I open the jar. Until this moment, it hasn’t occurred to me to make sure it’s inside. I reach in and touch something wet. Pull out a big fistful of long, thin leaves. Graveyard tree, a common poison in old Eastern European Sub Rosa families. I peel back the leaves to reveal a thick mass of gray muscle. Townsend’s heart does not look in tip-­top shape. While I peel off the rest of the leaves, Vincent sings quietly. “Mack the Knife” from The Threepenny Opera. Kasabian hums along.

“I don’t exactly know what’s going to happen when I do this. You ready?” I say.

He nods, still singing.

I lean over his open chest with the heart.

“Stark,” says Allegra.

“Yeah?”

“You’re putting it in backward.”

I turn the heart around.

“Thanks.”

With one hand on the edge of the tub, I push Townsend’s gray, dead heart into Vincent’s chest.

Instantly, it begins to beat. Blood vessels, arteries, and ventricles stretch to meet each other. Blood begins to flow. The heart turns red. Vincent doesn’t move.

“How do you feel?” I say.

Vincent turns to look at me. The whites of his eyes gradually fill with blood, turning a burning red.

“Fine,” he says. “Better by the second.”

His voice is different. Lower. It sort of ripples, deep and slow, like he’s speaking through heavy sluggish water.

Allegra looks at me like she’s saying, Is that normal?

I shrug.

Vincent sits up in the tub, pulls Allegra’s tools off. The skin on his chest knits itself shut.

“Thank you,” he says. “All of you.”

“You okay to travel?” I say.

He stands.

“Can we go now?”

“Give me a minute.”

I find my coat and go through the pockets.

Back with Vincent, I pop the pomegranate seed in my mouth. I nod. Vincent, still naked, starts to fade away. Candy comes over and hugs me. I put my good arm around her. Then bite down on the seed.

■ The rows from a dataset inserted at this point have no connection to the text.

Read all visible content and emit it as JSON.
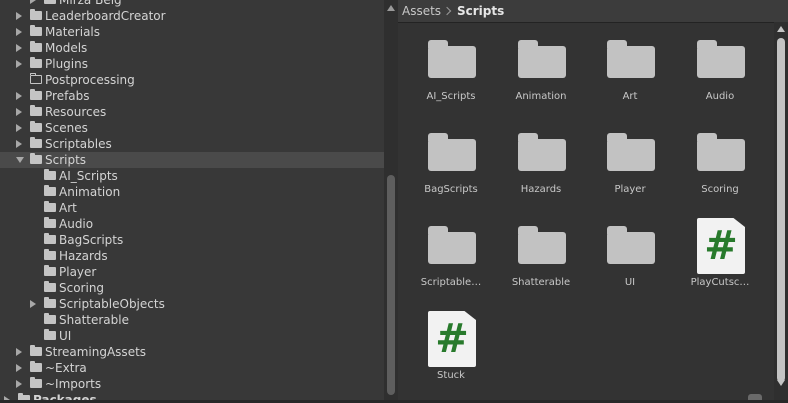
{
  "tree": {
    "items": [
      {
        "label": "Mirza Beig",
        "arrow": "collapsed",
        "indent": 1,
        "icon": "folder"
      },
      {
        "label": "LeaderboardCreator",
        "arrow": "collapsed",
        "indent": 0,
        "icon": "folder"
      },
      {
        "label": "Materials",
        "arrow": "collapsed",
        "indent": 0,
        "icon": "folder"
      },
      {
        "label": "Models",
        "arrow": "collapsed",
        "indent": 0,
        "icon": "folder"
      },
      {
        "label": "Plugins",
        "arrow": "collapsed",
        "indent": 0,
        "icon": "folder"
      },
      {
        "label": "Postprocessing",
        "arrow": "none",
        "indent": 0,
        "icon": "folder-empty"
      },
      {
        "label": "Prefabs",
        "arrow": "collapsed",
        "indent": 0,
        "icon": "folder"
      },
      {
        "label": "Resources",
        "arrow": "collapsed",
        "indent": 0,
        "icon": "folder"
      },
      {
        "label": "Scenes",
        "arrow": "collapsed",
        "indent": 0,
        "icon": "folder"
      },
      {
        "label": "Scriptables",
        "arrow": "collapsed",
        "indent": 0,
        "icon": "folder"
      },
      {
        "label": "Scripts",
        "arrow": "expanded",
        "indent": 0,
        "icon": "folder-open",
        "selected": true
      },
      {
        "label": "AI_Scripts",
        "arrow": "none",
        "indent": 1,
        "icon": "folder"
      },
      {
        "label": "Animation",
        "arrow": "none",
        "indent": 1,
        "icon": "folder"
      },
      {
        "label": "Art",
        "arrow": "none",
        "indent": 1,
        "icon": "folder"
      },
      {
        "label": "Audio",
        "arrow": "none",
        "indent": 1,
        "icon": "folder"
      },
      {
        "label": "BagScripts",
        "arrow": "none",
        "indent": 1,
        "icon": "folder"
      },
      {
        "label": "Hazards",
        "arrow": "none",
        "indent": 1,
        "icon": "folder"
      },
      {
        "label": "Player",
        "arrow": "none",
        "indent": 1,
        "icon": "folder"
      },
      {
        "label": "Scoring",
        "arrow": "none",
        "indent": 1,
        "icon": "folder"
      },
      {
        "label": "ScriptableObjects",
        "arrow": "collapsed",
        "indent": 1,
        "icon": "folder"
      },
      {
        "label": "Shatterable",
        "arrow": "none",
        "indent": 1,
        "icon": "folder"
      },
      {
        "label": "UI",
        "arrow": "none",
        "indent": 1,
        "icon": "folder"
      },
      {
        "label": "StreamingAssets",
        "arrow": "collapsed",
        "indent": 0,
        "icon": "folder"
      },
      {
        "label": "~Extra",
        "arrow": "collapsed",
        "indent": 0,
        "icon": "folder"
      },
      {
        "label": "~Imports",
        "arrow": "collapsed",
        "indent": 0,
        "icon": "folder"
      },
      {
        "label": "Packages",
        "arrow": "collapsed",
        "indent": -1,
        "icon": "folder",
        "packages": true
      }
    ]
  },
  "breadcrumb": {
    "root": "Assets",
    "current": "Scripts"
  },
  "assets": {
    "items": [
      {
        "label": "AI_Scripts",
        "type": "folder"
      },
      {
        "label": "Animation",
        "type": "folder"
      },
      {
        "label": "Art",
        "type": "folder"
      },
      {
        "label": "Audio",
        "type": "folder"
      },
      {
        "label": "BagScripts",
        "type": "folder"
      },
      {
        "label": "Hazards",
        "type": "folder"
      },
      {
        "label": "Player",
        "type": "folder"
      },
      {
        "label": "Scoring",
        "type": "folder"
      },
      {
        "label": "Scriptable…",
        "type": "folder"
      },
      {
        "label": "Shatterable",
        "type": "folder"
      },
      {
        "label": "UI",
        "type": "folder"
      },
      {
        "label": "PlayCutsc…",
        "type": "script"
      },
      {
        "label": "Stuck",
        "type": "script"
      }
    ],
    "script_glyph": "#"
  },
  "colors": {
    "script_hash": "#287a2c",
    "folder": "#c2c2c2",
    "selection": "#4a4a4a"
  }
}
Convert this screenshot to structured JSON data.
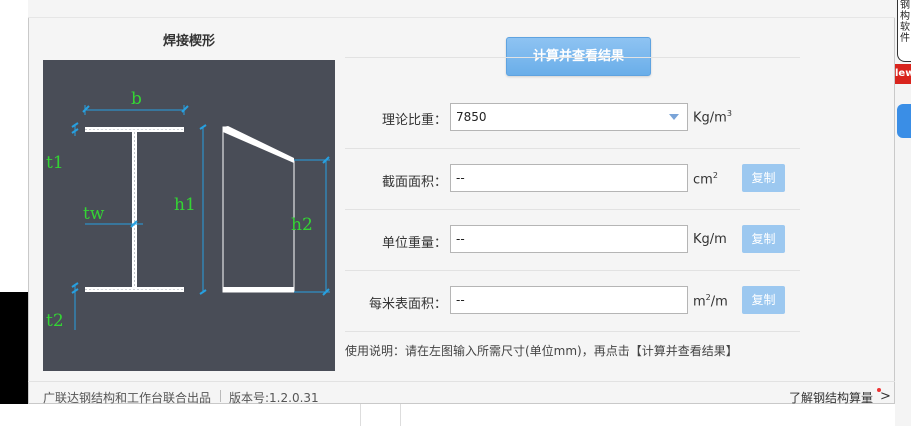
{
  "background": {
    "note_text": "钢\n构\n软\n件",
    "tag_text": "lew"
  },
  "left_panel": {
    "title": "焊接楔形",
    "labels": {
      "b": "b",
      "t1": "t1",
      "tw": "tw",
      "h1": "h1",
      "h2": "h2",
      "t2": "t2"
    }
  },
  "calc_button": "计算并查看结果",
  "rows": [
    {
      "label": "理论比重：",
      "value": "7850",
      "type": "dropdown",
      "unit": "Kg/m",
      "unit_sup": "3",
      "copy": ""
    },
    {
      "label": "截面面积：",
      "value": "--",
      "type": "text",
      "unit": "cm",
      "unit_sup": "2",
      "copy": "复制"
    },
    {
      "label": "单位重量：",
      "value": "--",
      "type": "text",
      "unit": "Kg/m",
      "unit_sup": "",
      "copy": "复制"
    },
    {
      "label": "每米表面积：",
      "value": "--",
      "type": "text",
      "unit_pre": "m",
      "unit_sup": "2",
      "unit_post": "/m",
      "copy": "复制"
    }
  ],
  "usage": "使用说明：请在左图输入所需尺寸(单位mm)，再点击【计算并查看结果】",
  "footer": {
    "left": "广联达钢结构和工作台联合出品",
    "version": "版本号:1.2.0.31",
    "right": "了解钢结构算量",
    "chevron": ">"
  },
  "colors": {
    "canvas": "#494d57",
    "dim_line": "#27a0e0",
    "label_green": "#34d434",
    "button": "#7ab8ee"
  }
}
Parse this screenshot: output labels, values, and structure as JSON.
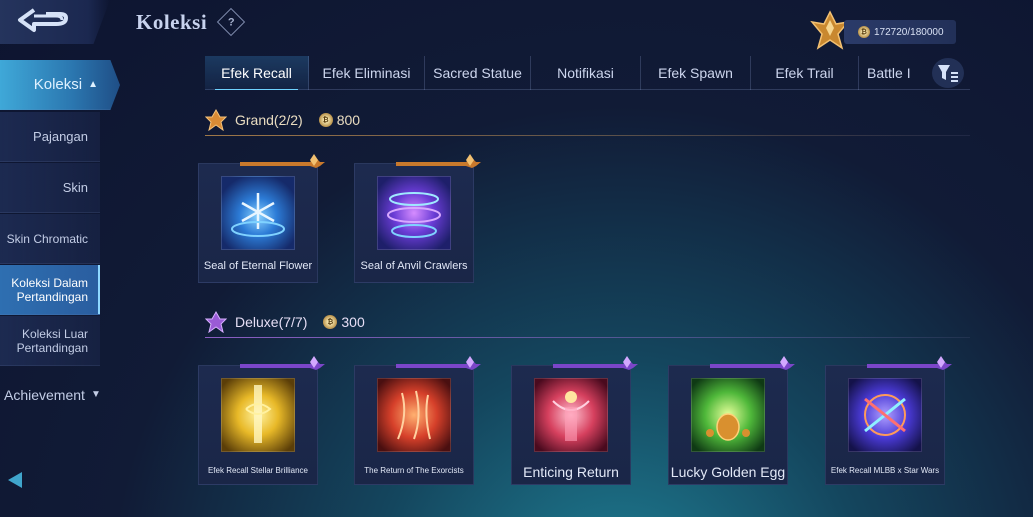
{
  "header": {
    "title": "Koleksi",
    "help_symbol": "?",
    "currency": "172720/180000",
    "icons": [
      "back-arrow-icon",
      "help-icon",
      "rank-emblem-icon",
      "coin-icon",
      "filter-icon"
    ]
  },
  "sidebar": {
    "koleksi": "Koleksi",
    "items": [
      "Pajangan",
      "Skin",
      "Skin Chromatic",
      "Koleksi Dalam Pertandingan",
      "Koleksi Luar Pertandingan"
    ],
    "achievement": "Achievement",
    "active_item": "Koleksi Dalam Pertandingan"
  },
  "tabs": [
    "Efek Recall",
    "Efek Eliminasi",
    "Sacred Statue",
    "Notifikasi",
    "Efek Spawn",
    "Efek Trail",
    "Battle I"
  ],
  "active_tab": "Efek Recall",
  "sections": {
    "grand": {
      "label": "Grand(2/2)",
      "cost": "800",
      "color": "#e0953c",
      "items": [
        "Seal of Eternal Flower",
        "Seal of Anvil Crawlers"
      ]
    },
    "deluxe": {
      "label": "Deluxe(7/7)",
      "cost": "300",
      "color": "#9a5bd6",
      "items": [
        "Efek Recall Stellar Brilliance",
        "The Return of The Exorcists",
        "Enticing Return",
        "Lucky Golden Egg",
        "Efek Recall MLBB x Star Wars"
      ]
    }
  }
}
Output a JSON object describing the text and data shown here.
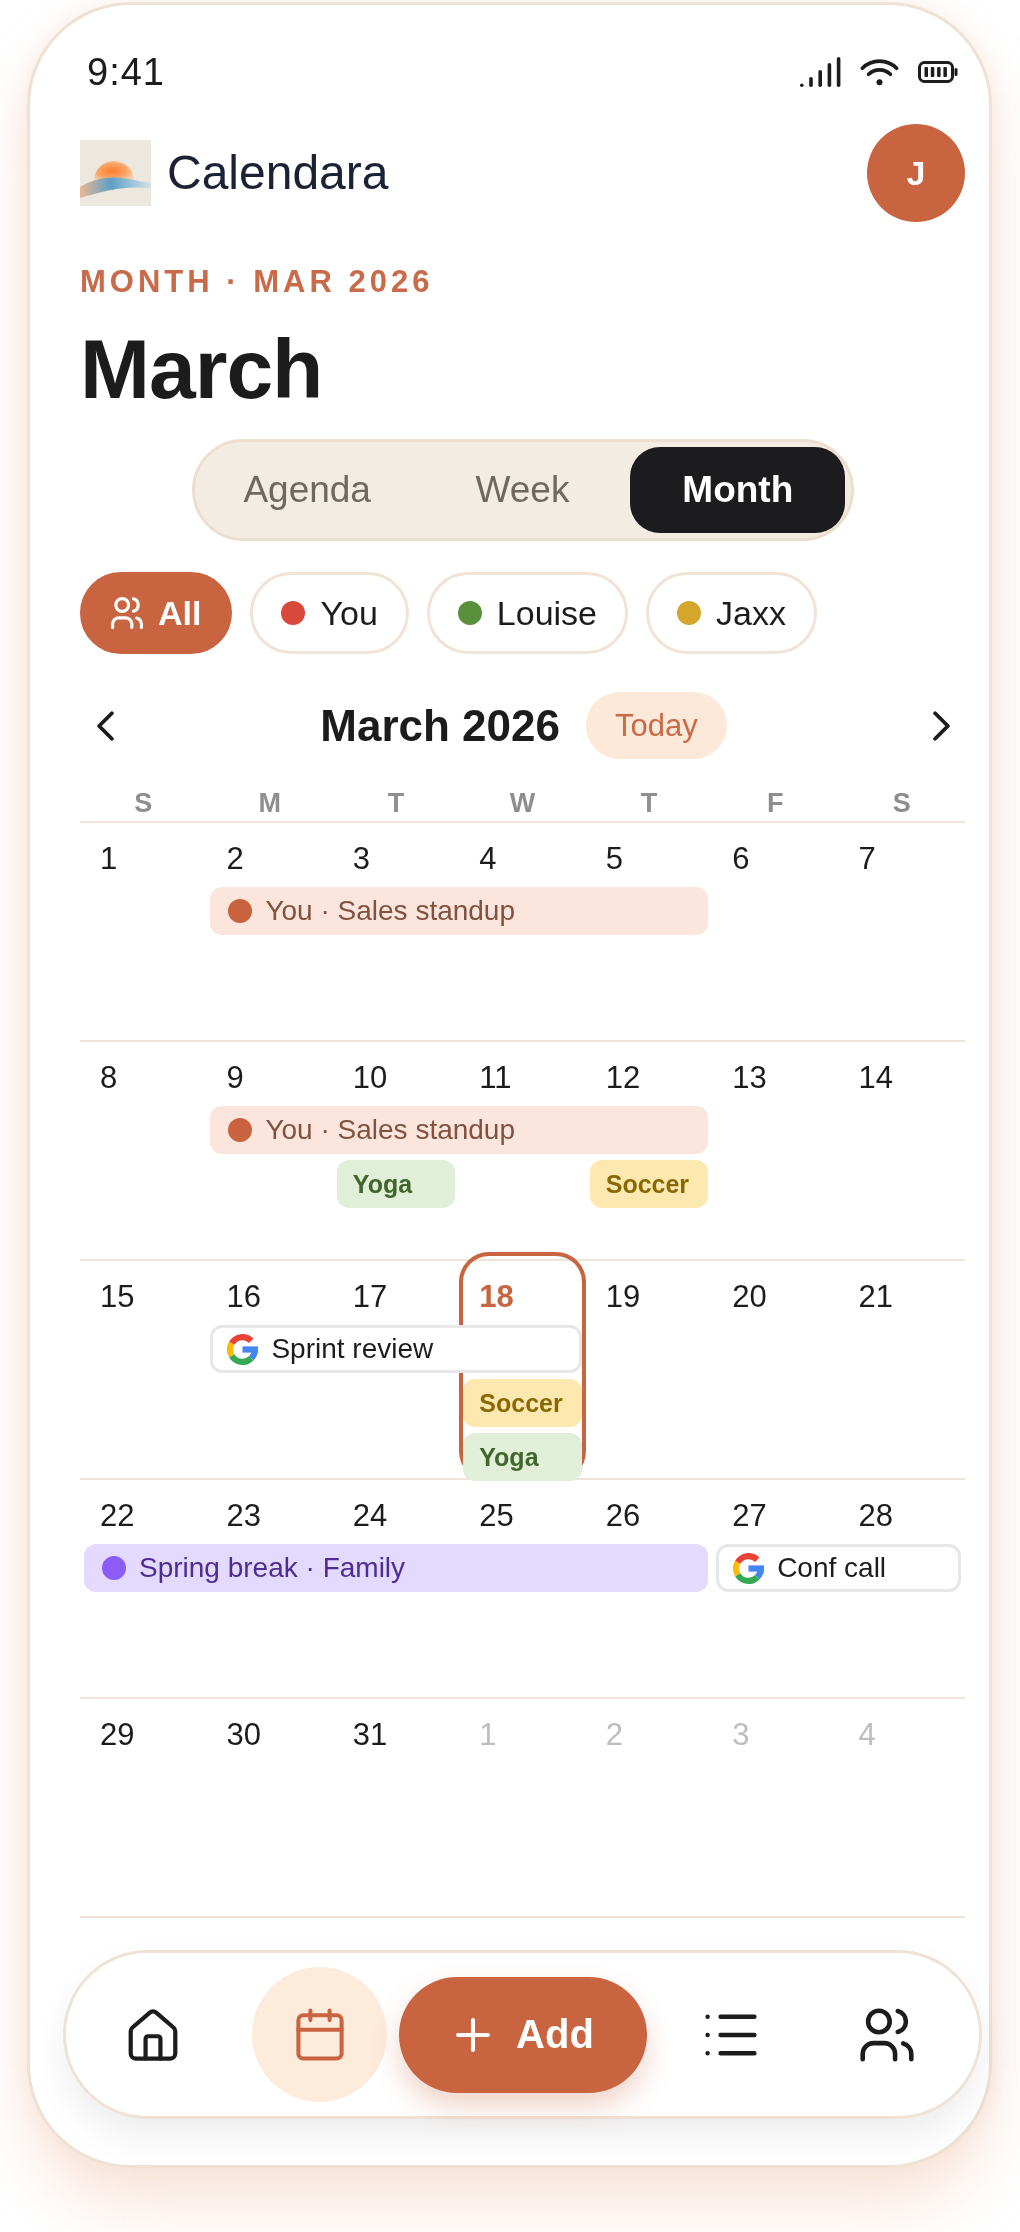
{
  "status_bar": {
    "time": "9:41"
  },
  "header": {
    "app_name": "Calendara",
    "avatar_initial": "J"
  },
  "heading": {
    "eyebrow": "MONTH · MAR 2026",
    "title": "March"
  },
  "view_tabs": [
    {
      "label": "Agenda",
      "selected": false
    },
    {
      "label": "Week",
      "selected": false
    },
    {
      "label": "Month",
      "selected": true
    }
  ],
  "filters": [
    {
      "kind": "all",
      "label": "All",
      "selected": true
    },
    {
      "kind": "person",
      "label": "You",
      "color": "#d9483b",
      "selected": false
    },
    {
      "kind": "person",
      "label": "Louise",
      "color": "#5a8f3c",
      "selected": false
    },
    {
      "kind": "person",
      "label": "Jaxx",
      "color": "#d4a72c",
      "selected": false
    }
  ],
  "month_nav": {
    "title": "March 2026",
    "today_button": "Today"
  },
  "weekdays": [
    "S",
    "M",
    "T",
    "W",
    "T",
    "F",
    "S"
  ],
  "weeks": [
    {
      "cells": [
        {
          "kind": "day",
          "label": "1",
          "outside": false,
          "today": false
        },
        {
          "kind": "span",
          "event": {
            "kind": "bar",
            "title": "You · Sales standup",
            "color": "#c9633f"
          },
          "days": [
            {
              "kind": "day",
              "label": "2",
              "outside": false,
              "today": false
            },
            {
              "kind": "day",
              "label": "3",
              "outside": false,
              "today": false
            },
            {
              "kind": "day",
              "label": "4",
              "outside": false,
              "today": false
            },
            {
              "kind": "day",
              "label": "5",
              "outside": false,
              "today": false
            }
          ]
        },
        {
          "kind": "day",
          "label": "6",
          "outside": false,
          "today": false
        },
        {
          "kind": "day",
          "label": "7",
          "outside": false,
          "today": false
        }
      ]
    },
    {
      "cells": [
        {
          "kind": "day",
          "label": "8",
          "outside": false,
          "today": false
        },
        {
          "kind": "span",
          "event": {
            "kind": "bar",
            "title": "You · Sales standup",
            "color": "#c9633f"
          },
          "days": [
            {
              "kind": "day",
              "label": "9",
              "outside": false,
              "today": false
            },
            {
              "kind": "day",
              "label": "10",
              "outside": false,
              "today": false,
              "events": [
                {
                  "kind": "tag",
                  "title": "Yoga",
                  "color": "#e1efd8"
                }
              ]
            },
            {
              "kind": "day",
              "label": "11",
              "outside": false,
              "today": false
            },
            {
              "kind": "day",
              "label": "12",
              "outside": false,
              "today": false,
              "events": [
                {
                  "kind": "tag",
                  "title": "Soccer",
                  "color": "#fde9b0"
                }
              ]
            }
          ]
        },
        {
          "kind": "day",
          "label": "13",
          "outside": false,
          "today": false
        },
        {
          "kind": "day",
          "label": "14",
          "outside": false,
          "today": false
        }
      ]
    },
    {
      "cells": [
        {
          "kind": "day",
          "label": "15",
          "outside": false,
          "today": false
        },
        {
          "kind": "span",
          "event": {
            "kind": "google",
            "title": "Sprint review"
          },
          "days": [
            {
              "kind": "day",
              "label": "16",
              "outside": false,
              "today": false
            },
            {
              "kind": "day",
              "label": "17",
              "outside": false,
              "today": false
            },
            {
              "kind": "day",
              "label": "18",
              "outside": false,
              "today": true,
              "events": [
                {
                  "kind": "tag",
                  "title": "Soccer",
                  "color": "#fde9b0"
                },
                {
                  "kind": "tag",
                  "title": "Yoga",
                  "color": "#e1efd8"
                }
              ]
            }
          ]
        },
        {
          "kind": "day",
          "label": "19",
          "outside": false,
          "today": false
        },
        {
          "kind": "day",
          "label": "20",
          "outside": false,
          "today": false
        },
        {
          "kind": "day",
          "label": "21",
          "outside": false,
          "today": false
        }
      ]
    },
    {
      "cells": [
        {
          "kind": "span",
          "event": {
            "kind": "bar",
            "title": "Spring break · Family",
            "color": "#8b5cf6"
          },
          "days": [
            {
              "kind": "day",
              "label": "22",
              "outside": false,
              "today": false
            },
            {
              "kind": "day",
              "label": "23",
              "outside": false,
              "today": false
            },
            {
              "kind": "day",
              "label": "24",
              "outside": false,
              "today": false
            },
            {
              "kind": "day",
              "label": "25",
              "outside": false,
              "today": false
            },
            {
              "kind": "day",
              "label": "26",
              "outside": false,
              "today": false
            }
          ]
        },
        {
          "kind": "span",
          "event": {
            "kind": "google",
            "title": "Conf call"
          },
          "days": [
            {
              "kind": "day",
              "label": "27",
              "outside": false,
              "today": false
            },
            {
              "kind": "day",
              "label": "28",
              "outside": false,
              "today": false
            }
          ]
        }
      ]
    },
    {
      "cells": [
        {
          "kind": "day",
          "label": "29",
          "outside": false,
          "today": false
        },
        {
          "kind": "day",
          "label": "30",
          "outside": false,
          "today": false
        },
        {
          "kind": "day",
          "label": "31",
          "outside": false,
          "today": false
        },
        {
          "kind": "day",
          "label": "1",
          "outside": true,
          "today": false
        },
        {
          "kind": "day",
          "label": "2",
          "outside": true,
          "today": false
        },
        {
          "kind": "day",
          "label": "3",
          "outside": true,
          "today": false
        },
        {
          "kind": "day",
          "label": "4",
          "outside": true,
          "today": false
        }
      ]
    }
  ],
  "bottom_nav": [
    {
      "kind": "home",
      "selected": false
    },
    {
      "kind": "calendar",
      "selected": true
    },
    {
      "kind": "add",
      "label": "Add",
      "selected": false
    },
    {
      "kind": "list",
      "selected": false
    },
    {
      "kind": "people",
      "selected": false
    }
  ]
}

My vision shifts like someone jerked my head all the way around. I’m in L.A., but it’s a junked, almost nuked place. Trash and burned-­out cars in the streets. Empty storefronts. The dead city just beyond Tenebrae Station. Vincent is waiting for me.

“This way,” says.

We walk through the pagoda-­like Chinatown gate, go a few blocks through town and across the twisted, useless metro line tracks. In regular L.A., this would be the Los Angeles State Historic Park. Here, it’s the beginning of the desert. The real land of the dead. Tenebrae city is for the spirits that don’t want to pass over. A literal ghost town. The desert is where the other souls are divided up and sent—­let’s face it—­mainly to Hell.

A half mile across the dry, cracked plain, a dust devil reaches into the sky. I stop for a minute, but Vincent keeps walking. I have to trot a few steps to catch up.